Nationalgeographic.co.id - Menurut sebuah teori, bahwa sinar kosmis dapat memicu terjadinya evolusi kimia materi antarbintang. Hal ini telah menarik perhatian para ilmuwan untuk melakukan studi baru terhadap sinar gamma yang baru-baru ini mereka deteksi, dengan tujuan agar dapat memahami evolusi galaksi Bima Sakti. Sebab, para astronom yakin bahwa jejak supernova telah mempercepat sinar kosmis tersebut di galaksi kita.
Sinar kosmis ini melesat menuju ke Bumi dengan kecepatan cahaya. Berdasarkan hasil pengamatan ilmuwan dari sinar gamma yang mereka deteksi itu, diketahui bahwa sisa-sisa supernova telah memancarkan sinar gamma pada energi teraelectronvolts (TeV).

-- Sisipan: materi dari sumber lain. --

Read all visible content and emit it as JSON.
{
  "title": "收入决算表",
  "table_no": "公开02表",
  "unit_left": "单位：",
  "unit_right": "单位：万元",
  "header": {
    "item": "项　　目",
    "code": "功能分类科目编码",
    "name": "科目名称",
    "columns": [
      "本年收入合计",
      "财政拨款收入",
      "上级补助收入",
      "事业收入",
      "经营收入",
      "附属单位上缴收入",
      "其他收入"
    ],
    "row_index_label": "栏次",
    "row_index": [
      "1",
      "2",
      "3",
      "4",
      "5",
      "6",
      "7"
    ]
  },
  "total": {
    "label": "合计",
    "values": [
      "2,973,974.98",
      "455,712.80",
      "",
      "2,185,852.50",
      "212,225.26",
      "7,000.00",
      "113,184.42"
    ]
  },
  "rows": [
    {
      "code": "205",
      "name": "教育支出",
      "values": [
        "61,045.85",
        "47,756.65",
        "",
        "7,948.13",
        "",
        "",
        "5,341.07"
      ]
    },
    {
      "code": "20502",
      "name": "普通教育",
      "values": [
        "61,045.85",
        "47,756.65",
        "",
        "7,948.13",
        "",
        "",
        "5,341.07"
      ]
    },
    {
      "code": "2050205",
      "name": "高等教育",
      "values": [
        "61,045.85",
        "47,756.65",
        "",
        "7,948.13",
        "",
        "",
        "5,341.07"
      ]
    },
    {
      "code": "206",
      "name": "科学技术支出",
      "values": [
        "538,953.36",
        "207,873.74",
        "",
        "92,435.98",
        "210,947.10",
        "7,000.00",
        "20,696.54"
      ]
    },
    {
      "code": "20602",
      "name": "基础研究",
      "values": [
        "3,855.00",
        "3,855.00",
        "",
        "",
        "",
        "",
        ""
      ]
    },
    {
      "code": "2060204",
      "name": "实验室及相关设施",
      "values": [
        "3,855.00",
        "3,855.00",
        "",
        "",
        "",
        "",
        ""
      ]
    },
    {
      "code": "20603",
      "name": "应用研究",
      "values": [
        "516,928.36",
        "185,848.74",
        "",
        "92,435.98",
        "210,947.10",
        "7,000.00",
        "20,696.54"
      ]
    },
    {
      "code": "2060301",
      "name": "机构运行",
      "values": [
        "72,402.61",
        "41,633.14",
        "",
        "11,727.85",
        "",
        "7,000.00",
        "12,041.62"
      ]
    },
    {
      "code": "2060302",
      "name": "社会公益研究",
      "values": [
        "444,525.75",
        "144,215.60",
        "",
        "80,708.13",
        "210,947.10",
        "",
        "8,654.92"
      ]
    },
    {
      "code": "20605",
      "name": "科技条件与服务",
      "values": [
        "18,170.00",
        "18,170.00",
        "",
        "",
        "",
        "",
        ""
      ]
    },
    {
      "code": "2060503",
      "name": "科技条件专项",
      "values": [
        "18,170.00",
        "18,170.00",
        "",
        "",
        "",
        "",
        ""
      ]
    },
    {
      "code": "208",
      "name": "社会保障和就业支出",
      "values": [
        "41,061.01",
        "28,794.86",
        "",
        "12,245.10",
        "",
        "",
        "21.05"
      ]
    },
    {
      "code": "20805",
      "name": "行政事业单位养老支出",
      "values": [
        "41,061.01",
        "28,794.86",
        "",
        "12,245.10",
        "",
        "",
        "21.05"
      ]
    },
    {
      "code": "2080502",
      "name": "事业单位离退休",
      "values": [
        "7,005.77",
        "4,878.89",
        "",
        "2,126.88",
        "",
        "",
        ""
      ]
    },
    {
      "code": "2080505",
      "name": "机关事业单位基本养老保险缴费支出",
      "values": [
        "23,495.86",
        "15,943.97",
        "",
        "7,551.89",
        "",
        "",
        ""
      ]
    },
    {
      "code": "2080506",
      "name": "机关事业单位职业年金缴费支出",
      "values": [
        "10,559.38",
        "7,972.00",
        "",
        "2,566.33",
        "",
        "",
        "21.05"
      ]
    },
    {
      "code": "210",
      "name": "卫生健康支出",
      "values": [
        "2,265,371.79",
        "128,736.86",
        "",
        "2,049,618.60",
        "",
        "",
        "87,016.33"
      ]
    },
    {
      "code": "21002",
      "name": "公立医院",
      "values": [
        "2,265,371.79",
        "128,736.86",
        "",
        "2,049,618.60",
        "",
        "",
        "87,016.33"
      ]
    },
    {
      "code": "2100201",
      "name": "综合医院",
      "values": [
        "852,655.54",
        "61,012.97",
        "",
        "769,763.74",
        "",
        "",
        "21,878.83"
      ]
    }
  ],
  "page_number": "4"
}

Untuk dapat mempermudah verifikasi asal-usul sisa supernova itu dari sinar kosmis, dibutuhkan proton yang dapat menghasilkan sinar gamma. Sayangnya, sinar gamma tersebut dihasilkan oleh elektron. Sehingga para ilmuwan perlu untuk menentukan apakah asal proton atau elektron yang dominan, serta mengukur rasio dari keduanya.
Baca Juga: Gawat, Salah Satu Lengan Galaksi Bima Sakti Mengalami Patah!
Menurut sebuah studi baru yang diterbitkan dalam Astrophysical Journal pada 9 Juli 2021 yang berjudul Pursuing the Origin of the Gamma Rays in RX J1713.7-3946 Quantifying the Hadronic and Leptonic Components, menjelaskan bahwa para astronom telah berhasil melakukan pengukuran komponen proton dan elektron dari sinar kosmis dalam sisa-sisa supernova. Mereka menemukan 70 persen sinar gamma berenergi sangat tinggi dipancarkan dari sinar kosmis, hal ini terkait dengan proton.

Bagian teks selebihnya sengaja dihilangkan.